Years ago when I started trying to write I romance, I confess that I thought it would be easy. In fact, I had heard so much about “the formula” that I spent a lot of time trying to find it, thinking that there had to be some “fill in the blanks” template somewhere I could use to make a living writing these simple little stories.

Fast forward over twenty some years, three published novels (only one a strict romance), hundreds of workshops, conferences, meetings, RWRs read, Writer’s Digests read, etc., etc., etc. and I see how naive I was.
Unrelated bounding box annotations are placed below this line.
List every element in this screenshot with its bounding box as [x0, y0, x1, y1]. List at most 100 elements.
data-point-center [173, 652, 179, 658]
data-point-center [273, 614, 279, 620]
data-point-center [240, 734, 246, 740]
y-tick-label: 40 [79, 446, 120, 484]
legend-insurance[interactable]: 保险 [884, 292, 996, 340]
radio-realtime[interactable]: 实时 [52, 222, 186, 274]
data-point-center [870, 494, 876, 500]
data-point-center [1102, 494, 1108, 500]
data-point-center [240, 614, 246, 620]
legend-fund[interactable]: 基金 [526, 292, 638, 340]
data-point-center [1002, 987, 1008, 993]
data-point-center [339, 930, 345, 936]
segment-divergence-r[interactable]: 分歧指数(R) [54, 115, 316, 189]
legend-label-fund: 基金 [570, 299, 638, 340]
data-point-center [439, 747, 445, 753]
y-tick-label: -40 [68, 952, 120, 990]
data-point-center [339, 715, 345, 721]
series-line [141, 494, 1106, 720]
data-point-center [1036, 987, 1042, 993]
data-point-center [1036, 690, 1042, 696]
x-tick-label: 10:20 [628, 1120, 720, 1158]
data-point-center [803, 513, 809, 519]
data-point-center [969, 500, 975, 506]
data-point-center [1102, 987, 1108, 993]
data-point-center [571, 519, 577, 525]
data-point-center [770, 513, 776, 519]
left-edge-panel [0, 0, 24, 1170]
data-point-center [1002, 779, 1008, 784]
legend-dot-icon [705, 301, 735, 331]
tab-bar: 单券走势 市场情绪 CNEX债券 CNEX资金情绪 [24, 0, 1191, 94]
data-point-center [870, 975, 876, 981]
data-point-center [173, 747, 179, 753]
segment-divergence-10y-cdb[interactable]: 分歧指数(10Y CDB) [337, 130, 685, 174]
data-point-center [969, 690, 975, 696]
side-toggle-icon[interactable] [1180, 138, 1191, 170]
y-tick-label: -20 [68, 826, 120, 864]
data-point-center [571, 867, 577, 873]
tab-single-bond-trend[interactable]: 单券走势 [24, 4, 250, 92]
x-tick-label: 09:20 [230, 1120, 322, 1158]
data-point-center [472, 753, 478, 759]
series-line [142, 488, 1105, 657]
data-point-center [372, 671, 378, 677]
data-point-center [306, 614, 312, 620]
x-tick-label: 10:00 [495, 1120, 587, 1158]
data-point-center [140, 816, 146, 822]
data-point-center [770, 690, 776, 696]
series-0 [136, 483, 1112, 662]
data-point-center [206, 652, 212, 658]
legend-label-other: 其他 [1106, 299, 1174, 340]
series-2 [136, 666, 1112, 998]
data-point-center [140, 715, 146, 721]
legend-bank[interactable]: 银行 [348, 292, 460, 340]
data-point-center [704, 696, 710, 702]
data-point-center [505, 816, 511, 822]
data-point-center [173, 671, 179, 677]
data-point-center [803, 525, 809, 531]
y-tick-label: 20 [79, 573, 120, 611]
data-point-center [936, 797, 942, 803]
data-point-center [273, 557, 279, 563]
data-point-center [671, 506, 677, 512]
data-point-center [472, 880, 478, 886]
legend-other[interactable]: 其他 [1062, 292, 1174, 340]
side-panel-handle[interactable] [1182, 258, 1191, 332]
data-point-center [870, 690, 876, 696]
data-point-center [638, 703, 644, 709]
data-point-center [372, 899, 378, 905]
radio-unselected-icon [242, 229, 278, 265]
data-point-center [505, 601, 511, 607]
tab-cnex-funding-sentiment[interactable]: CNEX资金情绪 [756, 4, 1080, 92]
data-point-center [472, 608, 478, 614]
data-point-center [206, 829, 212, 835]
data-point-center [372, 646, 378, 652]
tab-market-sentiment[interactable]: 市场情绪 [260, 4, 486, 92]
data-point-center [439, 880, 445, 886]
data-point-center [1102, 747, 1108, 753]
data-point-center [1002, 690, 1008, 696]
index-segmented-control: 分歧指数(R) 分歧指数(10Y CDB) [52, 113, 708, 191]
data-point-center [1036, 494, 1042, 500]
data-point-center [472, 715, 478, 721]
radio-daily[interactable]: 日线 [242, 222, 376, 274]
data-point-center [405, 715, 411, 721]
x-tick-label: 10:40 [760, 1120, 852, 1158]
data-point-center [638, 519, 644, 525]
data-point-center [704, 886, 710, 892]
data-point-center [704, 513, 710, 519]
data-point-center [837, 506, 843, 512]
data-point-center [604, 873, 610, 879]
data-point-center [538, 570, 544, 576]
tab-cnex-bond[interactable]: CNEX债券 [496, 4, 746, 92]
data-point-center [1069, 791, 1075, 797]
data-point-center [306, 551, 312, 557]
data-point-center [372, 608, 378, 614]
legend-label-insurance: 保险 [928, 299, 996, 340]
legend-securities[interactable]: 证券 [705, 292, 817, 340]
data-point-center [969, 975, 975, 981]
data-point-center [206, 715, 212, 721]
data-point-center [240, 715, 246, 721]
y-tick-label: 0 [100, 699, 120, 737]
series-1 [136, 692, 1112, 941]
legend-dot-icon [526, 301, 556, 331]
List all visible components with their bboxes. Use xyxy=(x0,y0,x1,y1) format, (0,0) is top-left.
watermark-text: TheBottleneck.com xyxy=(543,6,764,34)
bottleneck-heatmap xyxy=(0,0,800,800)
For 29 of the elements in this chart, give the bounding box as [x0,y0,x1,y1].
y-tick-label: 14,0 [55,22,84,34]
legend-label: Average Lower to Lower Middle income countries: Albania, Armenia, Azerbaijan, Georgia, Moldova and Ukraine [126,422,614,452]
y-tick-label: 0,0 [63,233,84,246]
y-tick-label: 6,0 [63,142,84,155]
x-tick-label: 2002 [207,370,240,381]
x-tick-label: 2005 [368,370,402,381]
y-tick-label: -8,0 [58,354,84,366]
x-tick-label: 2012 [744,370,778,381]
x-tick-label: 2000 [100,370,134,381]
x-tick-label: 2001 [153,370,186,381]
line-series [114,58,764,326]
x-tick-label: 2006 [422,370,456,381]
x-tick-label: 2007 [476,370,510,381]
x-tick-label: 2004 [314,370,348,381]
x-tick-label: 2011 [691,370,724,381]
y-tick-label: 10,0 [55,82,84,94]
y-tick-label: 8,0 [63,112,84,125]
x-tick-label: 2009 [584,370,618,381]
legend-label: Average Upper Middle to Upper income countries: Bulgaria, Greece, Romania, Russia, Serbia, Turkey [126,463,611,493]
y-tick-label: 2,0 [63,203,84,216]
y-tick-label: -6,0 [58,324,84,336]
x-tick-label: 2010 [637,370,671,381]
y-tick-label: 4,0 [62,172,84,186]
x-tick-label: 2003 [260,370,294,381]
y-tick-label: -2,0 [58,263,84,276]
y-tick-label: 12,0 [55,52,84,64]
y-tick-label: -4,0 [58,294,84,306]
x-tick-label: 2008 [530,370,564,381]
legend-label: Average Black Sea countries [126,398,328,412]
Obviously, romance writing isn’t any easier than any other kind of fiction writing and neither is it any more “formulaic” than science fiction, fantasy, mystery or western novels.

Yet, no one goes on Jay Leno with a science fiction book, picks out a random passage and reads it to the delight and laughter of the audience.

No one picks up a mystery novel and mocks the author’s name on Letterman.

No one writes a romance where a character states that she has made millions of dollars writing fantasy by just “filling in the blanks like Mad Libs.”

Yet, change the genre to romance and all those things have happened.

The last one is from a book called the Goliath Stone by Larry Niven and Matthew Joseph Harrington which my husband just finished and wrote a review on Goodreads. When he read me his review, including lambasting the authors for using the “Mad Libs/fill in the blank” trope for romance writing, I jumped up from the sofa and said, “Please tell me you are making this up.”

No, he assured me that this is directly from the book.

Please, romance writers of the world, let’s let Mr. Niven and Mr. Harrington know that we work just as hard as they do and deserve as much respect.